I've got a) a working directory without the .git directory and b) a repository. a is some revision in the middle of the history of b.

How can I find out, which revision a matches in b?

I thought of a shellscript doing a diff from the working directory to all revisions and pick the one with the least (hopefully 0) differences.

That would be a bit raw (and I'm not sure how to do it), is there an easier way?

fabb
  • 11,660
  • 13
  • 67
  • 111

4 Answers4

4

You could write a script to run diff gitdir workdir | wc -c for each commit. Then you could collate the results and say the commit which has the smallest difference (as measured by wc -c) is the closest commit to the bare working dir.

Here is what it might look like in Python:

find_closest_sha1.py:

#!/usr/bin/env python
import subprocess
import shlex
import sys
import os
import operator

gitdir,workdir=map(os.path.realpath,sys.argv[1:3])
os.chdir(gitdir)
proc=subprocess.Popen(shlex.split('git rev-list --all'),stdout=subprocess.PIPE)
shas,err=proc.communicate()
shas=shas.split()
head=shas[0]
data={}
for sha1 in shas:
    subprocess.Popen(shlex.split('git checkout {s}'.format(s=sha1)),
                          stderr=open('/dev/null')).wait()
    proc=subprocess.Popen(shlex.split('diff {g} {w}'.format(g=gitdir,w=workdir)),
                          stdout=subprocess.PIPE)
    out,err=proc.communicate()
    distance=len(out)
    data[sha1]=distance
answer=min(data.items(),key=operator.itemgetter(1))[0]
print('closest match: {s}'.format(s=answer))
subprocess.Popen(shlex.split('git checkout {h}'.format(h=head)),
                 stderr=open('/dev/null')).wait()

Example:

% rsync -a gitdir/ workdir/
% cd workdir
% git checkout HEAD~10
HEAD is now at b9fcebf... fix foo

% cd ..
% /bin/rm -rf workdir/.git
% find_closest_sha1.py gitdir workdir
closest match: b9fcebfb170785c19390ebb4a9076d11350ade79
unutbu
  • 842,883
  • 184
  • 1,785
  • 1,677
1

You could pare down the number of revisions you have to check with the pickaxe. Diff your working directory against the latest revision, and select some differing line that looks as rare as possible. Say your latest revision has a line containing foobar but your work directory does not; run git log -Sfoobar which outputs all commits adding or removing foobar.
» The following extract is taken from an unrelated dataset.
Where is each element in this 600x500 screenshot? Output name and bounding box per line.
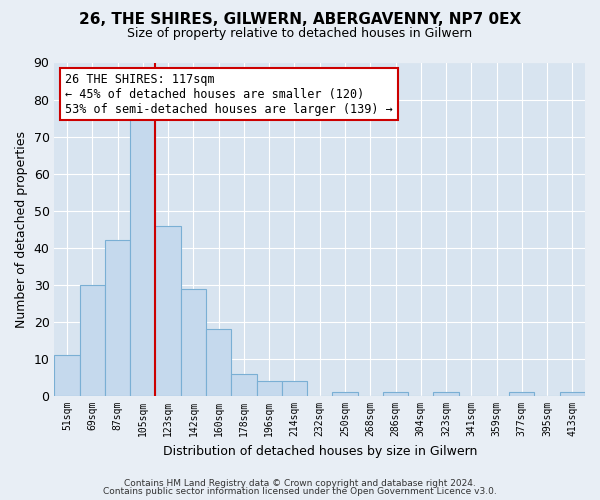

You can now move your repository back to the first (latest) revision on that list, since all of the revisions after that one are going to be different from your work directory. Repeat with another difference until you find the correct revision.

Jouni K. Seppänen
  • 43,139
  • 5
  • 71
  • 100
1

Since git uses a content-addressible file store, it should be possible to find an arbitrary tree in there somewhere, but I don't know the details. I'm guessing you could copy over the files from the detached work directory into the repository's work directory, then commit everything, somehow find out the hash of the tree object created by the commit and search the existing commits for one that references the same tree.

For this to work, the tree will obviously need to match perfectly, so you must not get any non-tracked files into the commit (such as object files, editor backups, etc).

Edit: I just tried this on one repository (with git cat-file commit HEAD to show the tree object at HEAD, and searching the output of git log --pretty=raw for that tree hash), and it didn't work (I didn't find the hash in the history). I did get a bunch of warnings about CRLF conversion when I did the commit, so that might have been the problem, i.e. you probably get different hashes for the same tree depending on how your git is configured to mangle text files. I'm marking this answer community wiki in case someone knows how to do this reliably.

Jouni K. Seppänen
  • 43,139
  • 5
  • 71
  • 100
0

Assuming that the in-tree and b/.git ignore settings are as they were when the commit was created and that there aren't any non-ignored untracked files in the working tree you should be able to run something like this.

The strategy is to recreate the git id of the working tree and then search for any commit that contains this tree.

# work from detached working tree
cd a

# Use existing repository and a temporary index file
GIT_DIR=b/.git
GIT_INDEX_FILE=/tmp/tmp-index
export GIT_DIR GIT_INDEX_FILE

# find out the id of the current working tree
git add . &&
tree_id=$(git write-tree) &&
rm /tmp/tmp-index

# find a commit that matches the tree
for commit in $(git rev-list --all)
do
    if test "$tree_id" = "$(git rev-parse ${commit}^{tree})"; then
        git show "$commit"
        break
    fi
done

unset GIT_DIR
unset GIT_INDEX_FILE
CB Bailey
  • 755,051
  • 104
  • 632
  • 656